Evansville, Ind.-based American General provides loans, like mortgages and personal lines of credit, to consumers in the U.S. and Britain. AGF has about $20 billion in assets, including $18 billion in liabilities (this itself includes $17 billion in debt).
AGF used to be a very profitable business, one banker said. The company provides subprime mortgages for people that walk into its branches. “Before subprime became a dirty word, AGF did a good job of underwriting,” the source says. “It wasn’t a broker-originated business which is what people got into trouble.”
Last week, AGF reported that second quarter operating losses narrowed to $11 million compared to $202 million operating losses in 2009. AIG valued its investment in American General at $2.4 billion. But it’s not clear what Fortress is paying for its 80% stake.

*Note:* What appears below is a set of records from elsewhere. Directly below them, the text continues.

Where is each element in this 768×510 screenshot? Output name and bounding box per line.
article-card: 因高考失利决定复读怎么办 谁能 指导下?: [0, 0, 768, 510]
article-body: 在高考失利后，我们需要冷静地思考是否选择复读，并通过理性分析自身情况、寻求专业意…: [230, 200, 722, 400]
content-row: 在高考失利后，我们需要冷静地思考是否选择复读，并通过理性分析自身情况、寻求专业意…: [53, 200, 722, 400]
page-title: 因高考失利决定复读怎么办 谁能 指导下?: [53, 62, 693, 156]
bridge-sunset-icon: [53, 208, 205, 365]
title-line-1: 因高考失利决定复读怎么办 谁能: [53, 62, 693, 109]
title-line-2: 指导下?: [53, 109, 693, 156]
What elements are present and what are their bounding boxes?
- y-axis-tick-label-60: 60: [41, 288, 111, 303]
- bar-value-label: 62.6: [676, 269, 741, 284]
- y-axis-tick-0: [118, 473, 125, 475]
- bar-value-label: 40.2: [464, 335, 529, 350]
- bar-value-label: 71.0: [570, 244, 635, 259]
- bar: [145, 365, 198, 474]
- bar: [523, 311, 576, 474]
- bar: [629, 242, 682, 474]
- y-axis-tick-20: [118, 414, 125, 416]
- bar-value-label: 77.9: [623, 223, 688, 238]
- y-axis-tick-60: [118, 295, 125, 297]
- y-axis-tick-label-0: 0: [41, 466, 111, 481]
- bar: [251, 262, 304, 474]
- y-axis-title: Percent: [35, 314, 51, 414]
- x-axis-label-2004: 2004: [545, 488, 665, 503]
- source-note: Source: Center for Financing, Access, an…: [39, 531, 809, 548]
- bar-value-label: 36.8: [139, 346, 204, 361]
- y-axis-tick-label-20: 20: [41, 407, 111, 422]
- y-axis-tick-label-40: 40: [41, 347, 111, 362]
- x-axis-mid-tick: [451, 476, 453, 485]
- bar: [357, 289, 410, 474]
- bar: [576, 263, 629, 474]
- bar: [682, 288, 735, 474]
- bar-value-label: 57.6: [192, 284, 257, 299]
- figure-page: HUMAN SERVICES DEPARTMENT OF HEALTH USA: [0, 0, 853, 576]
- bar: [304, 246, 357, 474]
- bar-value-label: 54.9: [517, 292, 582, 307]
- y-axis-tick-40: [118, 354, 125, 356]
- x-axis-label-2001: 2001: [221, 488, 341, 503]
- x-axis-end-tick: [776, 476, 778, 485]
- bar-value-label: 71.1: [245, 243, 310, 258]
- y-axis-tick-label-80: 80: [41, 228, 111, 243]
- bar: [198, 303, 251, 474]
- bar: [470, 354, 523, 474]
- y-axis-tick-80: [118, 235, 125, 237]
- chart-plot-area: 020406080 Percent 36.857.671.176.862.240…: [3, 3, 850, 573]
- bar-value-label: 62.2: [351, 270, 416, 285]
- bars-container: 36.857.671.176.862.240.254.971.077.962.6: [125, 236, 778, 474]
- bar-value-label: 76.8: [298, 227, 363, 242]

“If Fortress is paying a positive value [for AGF] then it definitely outperformed,” the source says.
News of the sale caused Fitch Ratings to place American General on “ratings watch negative.” Fitch believes that new ownership may seek to reorganize AGF’s business, which may include a restructuring of the firm’s capital structure. Fitch thinks AGF has “sufficient liquidity” to meet its needs over the next two years, according to a statement.
AIG, in 2008, received about $180 billion in a federal bailout. The insurer still owes about $130 billion to U.S. taxpayers, according to press reports.
Private equity has been an buyer of AIG units. Earlier this year, Pacific Century Group, the investment firm from Richard Li, closed its $277 million buy of the former AIG Investments (now called Pinebridge). In April, the Macquarie Group acquired a portfolio of 52 aircraft for about $2 billion from AIG’s International Lease Finance Corp.
Bank of America advised AIG in the sale of AGF. It was not clear who provided financial guidance to Fortress.